I agree. The only thing that even comes close to Java is web based scripting languages and well... those are browser dependent, meaning one browser will support a feature while another won't and the programmer needs to take that into consideration. The only thing a Java programmer needs to take into consideration is simply: Where will my program be used? On a phone? a computer disconnected from the internet? a website?

Whenever M$ comes up with a language that can go anywhere once written... I might give it a good try. Java is simply the easiest language to use simply because after you learn it, there isn't much use for anything else.


----------



## Engineer Babar (Jul 17, 2009)

But ahmorrow the point is that you can learn java better and faster after having a good base in C++.
What you say??


----------



## ahmorrow (May 5, 2009)

I think it doesn't matter where you start. One language is basically the same as any other in the most broadest respect. The only thing that really changes are the syntax and reserved words.

Honestly I know C++ and then I tried learning Java a while back and got really confused. Then I kinda forgot most of everything I know from C++ and tried it again. Java is a bit simpler now. That's my personal experience and I can't really speak for anyone else, but if you've got a book teaching you the ins and outs of a language, who cares if you know some other language that is more or less the same, but different enough to get you confused?


----------



## ferrywayes01 (Sep 14, 2009)

Hello
Actually you are confuse about the languages, But as u specified U like C# Then why are not creating website or projects with .net 2.0 with C# languages. Or get some trial or overview of language and decide it.
Best luck.


----------



## jamiemac2005 (Jul 5, 2007)

I agree with dm01's post. C# is a .Net monstrosity cooked up by microsoft, the fact that the IDEs for .net languages can all be forced into one shows how little MS care about the actual language.

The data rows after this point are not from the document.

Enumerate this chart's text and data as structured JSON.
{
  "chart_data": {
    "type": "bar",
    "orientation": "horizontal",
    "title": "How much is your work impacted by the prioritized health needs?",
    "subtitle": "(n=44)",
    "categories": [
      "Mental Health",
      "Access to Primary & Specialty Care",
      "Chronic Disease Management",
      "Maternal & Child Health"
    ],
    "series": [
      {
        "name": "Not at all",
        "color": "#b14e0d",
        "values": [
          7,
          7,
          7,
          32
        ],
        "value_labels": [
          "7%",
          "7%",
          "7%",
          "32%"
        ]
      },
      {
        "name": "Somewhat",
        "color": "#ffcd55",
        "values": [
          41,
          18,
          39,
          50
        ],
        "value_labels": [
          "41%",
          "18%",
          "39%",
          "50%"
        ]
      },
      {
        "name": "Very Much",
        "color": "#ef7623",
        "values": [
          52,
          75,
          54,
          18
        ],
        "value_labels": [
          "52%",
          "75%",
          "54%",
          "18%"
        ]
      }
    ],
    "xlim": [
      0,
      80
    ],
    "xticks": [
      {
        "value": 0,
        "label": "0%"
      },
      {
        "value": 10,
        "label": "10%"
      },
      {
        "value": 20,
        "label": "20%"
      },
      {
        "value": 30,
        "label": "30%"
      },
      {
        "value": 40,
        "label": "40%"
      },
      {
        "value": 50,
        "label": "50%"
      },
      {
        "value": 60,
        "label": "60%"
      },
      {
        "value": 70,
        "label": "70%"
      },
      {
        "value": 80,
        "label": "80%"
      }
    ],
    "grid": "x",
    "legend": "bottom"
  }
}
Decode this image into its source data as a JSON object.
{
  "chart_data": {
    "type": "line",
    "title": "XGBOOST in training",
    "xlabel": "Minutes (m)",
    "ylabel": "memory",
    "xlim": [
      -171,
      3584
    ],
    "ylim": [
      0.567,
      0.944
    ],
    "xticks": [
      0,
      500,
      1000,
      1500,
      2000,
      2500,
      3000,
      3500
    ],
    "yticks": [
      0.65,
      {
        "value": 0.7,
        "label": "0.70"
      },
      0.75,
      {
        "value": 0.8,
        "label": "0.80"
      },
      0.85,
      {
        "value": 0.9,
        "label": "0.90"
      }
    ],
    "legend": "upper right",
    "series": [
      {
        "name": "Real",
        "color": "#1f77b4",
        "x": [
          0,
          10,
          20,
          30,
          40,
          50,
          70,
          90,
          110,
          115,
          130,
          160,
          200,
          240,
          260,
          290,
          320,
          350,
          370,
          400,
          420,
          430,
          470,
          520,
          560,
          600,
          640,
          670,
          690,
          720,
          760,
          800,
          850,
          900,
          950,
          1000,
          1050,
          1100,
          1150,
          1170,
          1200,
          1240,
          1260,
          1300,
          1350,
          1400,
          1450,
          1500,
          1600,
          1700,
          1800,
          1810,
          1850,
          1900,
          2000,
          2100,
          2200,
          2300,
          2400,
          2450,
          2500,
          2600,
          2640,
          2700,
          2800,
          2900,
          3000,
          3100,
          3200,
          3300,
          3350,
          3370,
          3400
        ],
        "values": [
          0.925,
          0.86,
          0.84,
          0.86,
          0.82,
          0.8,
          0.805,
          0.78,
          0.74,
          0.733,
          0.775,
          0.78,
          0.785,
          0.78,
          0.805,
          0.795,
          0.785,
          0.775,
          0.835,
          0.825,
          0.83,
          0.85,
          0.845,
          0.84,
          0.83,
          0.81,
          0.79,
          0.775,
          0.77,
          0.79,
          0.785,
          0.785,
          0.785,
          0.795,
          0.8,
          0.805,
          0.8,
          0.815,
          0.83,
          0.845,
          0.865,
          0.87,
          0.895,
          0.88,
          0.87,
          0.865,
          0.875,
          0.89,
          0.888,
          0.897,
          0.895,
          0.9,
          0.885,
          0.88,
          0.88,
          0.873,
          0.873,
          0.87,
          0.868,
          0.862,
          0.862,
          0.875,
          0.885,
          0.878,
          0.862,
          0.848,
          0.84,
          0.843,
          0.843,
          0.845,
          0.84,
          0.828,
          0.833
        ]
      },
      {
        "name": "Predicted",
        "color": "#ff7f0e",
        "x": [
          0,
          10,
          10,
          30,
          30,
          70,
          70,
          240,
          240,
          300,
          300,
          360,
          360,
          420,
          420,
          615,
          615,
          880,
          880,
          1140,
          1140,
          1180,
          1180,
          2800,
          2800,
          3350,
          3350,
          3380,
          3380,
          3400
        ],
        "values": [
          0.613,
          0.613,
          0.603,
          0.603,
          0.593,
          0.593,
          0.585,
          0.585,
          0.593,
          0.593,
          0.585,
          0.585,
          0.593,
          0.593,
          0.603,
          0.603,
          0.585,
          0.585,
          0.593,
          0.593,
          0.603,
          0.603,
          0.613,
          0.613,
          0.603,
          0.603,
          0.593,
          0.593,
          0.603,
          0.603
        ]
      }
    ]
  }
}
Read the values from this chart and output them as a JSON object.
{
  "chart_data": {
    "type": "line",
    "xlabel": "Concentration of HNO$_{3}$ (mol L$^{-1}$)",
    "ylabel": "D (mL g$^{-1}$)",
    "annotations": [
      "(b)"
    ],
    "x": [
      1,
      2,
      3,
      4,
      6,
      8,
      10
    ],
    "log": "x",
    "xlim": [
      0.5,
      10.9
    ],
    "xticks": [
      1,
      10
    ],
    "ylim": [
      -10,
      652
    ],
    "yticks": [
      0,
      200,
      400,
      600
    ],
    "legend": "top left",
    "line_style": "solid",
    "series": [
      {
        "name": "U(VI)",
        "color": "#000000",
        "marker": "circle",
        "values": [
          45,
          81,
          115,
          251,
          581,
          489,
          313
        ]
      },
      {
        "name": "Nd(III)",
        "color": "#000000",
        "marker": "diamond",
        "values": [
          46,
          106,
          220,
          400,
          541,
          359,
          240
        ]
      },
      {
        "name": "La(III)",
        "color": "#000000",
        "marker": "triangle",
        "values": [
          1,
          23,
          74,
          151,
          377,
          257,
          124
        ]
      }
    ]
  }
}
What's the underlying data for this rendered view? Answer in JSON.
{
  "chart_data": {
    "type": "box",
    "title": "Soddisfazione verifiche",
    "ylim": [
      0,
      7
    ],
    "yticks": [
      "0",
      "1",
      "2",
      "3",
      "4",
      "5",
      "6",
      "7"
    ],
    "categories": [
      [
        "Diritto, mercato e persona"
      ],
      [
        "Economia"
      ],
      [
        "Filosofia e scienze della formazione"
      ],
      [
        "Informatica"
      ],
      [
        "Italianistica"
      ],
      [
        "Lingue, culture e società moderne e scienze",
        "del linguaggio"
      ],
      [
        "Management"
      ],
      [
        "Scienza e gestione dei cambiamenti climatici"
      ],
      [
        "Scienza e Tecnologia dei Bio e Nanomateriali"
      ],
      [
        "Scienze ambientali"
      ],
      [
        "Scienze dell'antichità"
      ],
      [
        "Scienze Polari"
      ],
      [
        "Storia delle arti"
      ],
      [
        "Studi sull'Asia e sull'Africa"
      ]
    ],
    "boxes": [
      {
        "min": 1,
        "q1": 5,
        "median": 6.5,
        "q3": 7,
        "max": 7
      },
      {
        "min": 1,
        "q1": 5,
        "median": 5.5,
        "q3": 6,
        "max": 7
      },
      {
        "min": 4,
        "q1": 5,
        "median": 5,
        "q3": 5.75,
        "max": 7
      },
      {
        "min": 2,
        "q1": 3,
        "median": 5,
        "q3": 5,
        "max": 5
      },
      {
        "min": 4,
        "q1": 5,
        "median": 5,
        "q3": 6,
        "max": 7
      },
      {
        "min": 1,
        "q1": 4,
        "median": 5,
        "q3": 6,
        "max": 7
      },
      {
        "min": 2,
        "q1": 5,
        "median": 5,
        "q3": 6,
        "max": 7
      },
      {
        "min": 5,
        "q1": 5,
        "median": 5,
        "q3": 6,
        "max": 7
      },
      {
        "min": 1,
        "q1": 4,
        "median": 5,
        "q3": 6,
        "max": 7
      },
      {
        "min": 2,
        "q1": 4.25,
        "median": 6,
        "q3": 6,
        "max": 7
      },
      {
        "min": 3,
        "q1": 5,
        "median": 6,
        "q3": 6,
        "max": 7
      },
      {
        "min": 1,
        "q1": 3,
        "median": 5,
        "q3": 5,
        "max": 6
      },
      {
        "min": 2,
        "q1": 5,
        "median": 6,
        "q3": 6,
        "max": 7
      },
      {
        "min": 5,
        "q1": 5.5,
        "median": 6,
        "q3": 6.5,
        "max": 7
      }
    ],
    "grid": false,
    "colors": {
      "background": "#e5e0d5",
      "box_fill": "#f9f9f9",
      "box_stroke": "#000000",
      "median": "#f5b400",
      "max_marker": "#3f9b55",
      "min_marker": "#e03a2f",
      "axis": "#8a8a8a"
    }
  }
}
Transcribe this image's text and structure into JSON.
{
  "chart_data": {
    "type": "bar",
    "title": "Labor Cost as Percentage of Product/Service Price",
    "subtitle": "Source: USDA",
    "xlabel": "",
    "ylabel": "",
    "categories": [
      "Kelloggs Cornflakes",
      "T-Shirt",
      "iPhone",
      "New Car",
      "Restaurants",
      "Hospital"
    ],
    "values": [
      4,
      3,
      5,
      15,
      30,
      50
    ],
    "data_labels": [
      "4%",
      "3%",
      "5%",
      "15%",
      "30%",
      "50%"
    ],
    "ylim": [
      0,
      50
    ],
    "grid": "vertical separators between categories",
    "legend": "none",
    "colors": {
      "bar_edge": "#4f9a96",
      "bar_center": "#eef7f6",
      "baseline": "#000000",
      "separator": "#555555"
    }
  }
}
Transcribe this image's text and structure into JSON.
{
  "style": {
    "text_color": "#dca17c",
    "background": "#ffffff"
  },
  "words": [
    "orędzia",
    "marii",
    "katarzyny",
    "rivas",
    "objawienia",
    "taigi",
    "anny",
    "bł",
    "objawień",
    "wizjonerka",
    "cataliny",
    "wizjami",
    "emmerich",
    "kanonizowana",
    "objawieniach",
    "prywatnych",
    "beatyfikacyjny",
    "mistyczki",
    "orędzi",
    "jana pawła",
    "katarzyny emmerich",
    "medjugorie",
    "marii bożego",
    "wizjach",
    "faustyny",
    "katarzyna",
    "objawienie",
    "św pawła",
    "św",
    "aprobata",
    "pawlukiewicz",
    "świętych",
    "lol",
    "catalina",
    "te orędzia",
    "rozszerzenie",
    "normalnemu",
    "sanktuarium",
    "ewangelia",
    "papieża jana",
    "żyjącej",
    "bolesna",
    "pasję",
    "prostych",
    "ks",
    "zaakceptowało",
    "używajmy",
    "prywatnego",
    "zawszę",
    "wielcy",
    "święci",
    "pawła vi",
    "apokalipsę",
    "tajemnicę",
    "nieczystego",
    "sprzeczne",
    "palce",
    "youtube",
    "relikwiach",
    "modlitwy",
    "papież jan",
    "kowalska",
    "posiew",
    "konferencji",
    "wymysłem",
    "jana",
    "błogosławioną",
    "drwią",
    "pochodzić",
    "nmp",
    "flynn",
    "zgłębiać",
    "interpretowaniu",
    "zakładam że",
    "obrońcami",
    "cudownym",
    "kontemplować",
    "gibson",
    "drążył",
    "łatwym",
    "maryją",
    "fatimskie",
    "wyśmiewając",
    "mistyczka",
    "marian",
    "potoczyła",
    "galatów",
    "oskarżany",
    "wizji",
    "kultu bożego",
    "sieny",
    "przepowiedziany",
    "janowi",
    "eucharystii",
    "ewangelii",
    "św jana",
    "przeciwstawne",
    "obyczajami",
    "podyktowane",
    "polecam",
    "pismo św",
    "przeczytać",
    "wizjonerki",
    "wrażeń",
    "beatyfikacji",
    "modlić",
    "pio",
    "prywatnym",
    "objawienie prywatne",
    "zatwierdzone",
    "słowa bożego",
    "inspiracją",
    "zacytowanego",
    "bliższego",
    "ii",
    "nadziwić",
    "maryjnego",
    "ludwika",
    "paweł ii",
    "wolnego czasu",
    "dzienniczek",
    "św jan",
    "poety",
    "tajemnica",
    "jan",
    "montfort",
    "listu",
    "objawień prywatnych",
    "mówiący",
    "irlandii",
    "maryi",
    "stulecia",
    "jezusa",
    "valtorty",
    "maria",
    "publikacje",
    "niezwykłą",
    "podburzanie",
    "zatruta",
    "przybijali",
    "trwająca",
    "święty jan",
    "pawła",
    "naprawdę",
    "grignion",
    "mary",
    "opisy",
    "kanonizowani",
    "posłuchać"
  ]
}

Java is a brilliant language when you get used to it. If you don't know OO when you start to learn it you're not going to have an easy ride... But if you take a book (Java in a Nutshell or similar) and read it through you'll find the language to be brilliant.


----------



## ahmorrow (May 5, 2009)

Absolutely Jamiemac, I always knew there was a reason I liked you lol.


----------



## jamiemac2005 (Jul 5, 2007)

Haha woop. Microsoft-only languages just don't make sence to me. They're dire...


----------



## progcomputeach (Sep 16, 2009)

C# and VB are very popular languages these days... VB is a little easier to learn.


----------



## jamiemac2005 (Jul 5, 2007)

The problems with C#.Net and VB.Net are quite simple to sum up:
1) From the point of view of someone who'd like to expand their programming knowledge outside of windows .Net emulation in anything other than windows is very poor. So you're learning a windows only language
2) From a commercial point of view 50-60% of your end user (depending on who that is of course), wont want to sit through a 300mb download to update to the latest version of .Net to use your program... They will find an alternative.
3) .Net is not openly distrobuted it's source is expandable but mostly developed by MS. MS' development teams have bigger fish to fry and therefore don't prioritise developing the language.
4) The IDEs provided by MS are limited, so learning the full language without paying to do so is impossible... So you'll always have a need to learn.
And 5) if you're looking to go onto professional programming you don't want to be anywhere near .Net languages, .Net languages can be readily converted between (you an go from VB.Net to C#.Net quite easily... So you're easy to replace, rather than putting out job ads for a specific language people put out ".Net programmer"...

There's a load of reasons i could go into not wanting to learn a .Net language, and few that convince me to want to learn a .Net language.

From my point of view if you want a powerful language, that's close to the processor, multipurpose, with a lot of expansion possibilities(from windows apps to writing firmware/hardware drivers) i'd say start with C or C++.

If you want a powerful general purpose language which you can readily distrobute to the world without having to recompile for each new format... And can only see yourself writing desktop apps/games/multipurpose(or bespoke) software i'd say throw yourself at Java.

If you want something to use as a batch-like tool i'd say go towards Python.

And if you want something to help learn the basics of programming, along side structure and keeping syntax perfect. But aren't bothered about windows apps, i'd push you towards web development.

I can see no case where i'd actively tell someone to go and learn a .Net language as their first language.

Just to help you out, my first console/desktop app language was Pascal and Delphi 7. It is a dire langauge that i would not inflict upon anybody else. I have since stopped using it. Before Pascal i had learned web-based languages and was a proficcient programmer(sorry for my spelling). I then went on to VB.Net (briefly), saw many similarities between the syntax of Pasal and VB.Net (They are very similar)... I then dabbled with C++ and am now actively learning Java... If i could go back i would have ignored the first two languages and jumped towards Java... C++ would have been a viable option in my mind aswell.

If you really wanted a breakdown of what i think of different programming languages i could provide it, and i'd be putting the .Net and pascal-like languages at the bottom.


----------



## ahmorrow (May 5, 2009)

... I thought he said simple... that's too many lines to be simple... must be written in some M$ monstrosity


----------



## jamiemac2005 (Jul 5, 2007)

You don't want to see the complicated version


----------



## progcomputeach (Sep 16, 2009)

whichever language you learn(VB , C# or Java), learning object oriented programming will benefit you. OOP is being used widely these days.


----------



## JKR (Jan 28, 2007)

If you want simple try LOGO.


----------



## deleted122510 (Mar 18, 2009)

Or SiMPLE.


----------



## ahmorrow (May 5, 2009)

Or Assembly.


----------



## deleted122510 (Mar 18, 2009)

Or VB/VB.NET.


----------



## ahmorrow (May 5, 2009)

Or binary.


----------



## progcomputeach (Sep 16, 2009)

Has anyone used Visual Studio 2010? Thats for anyone using C# or VB.NET..


----------



## jamiemac2005 (Jul 5, 2007)

haha i'd actually agree with assembly, brilliant once learned. I dislike .Net languages.

and i don't like visual studio, SharpDevelop is an open source alternative that i prefer. I don't think developers should be charged to develop.


----------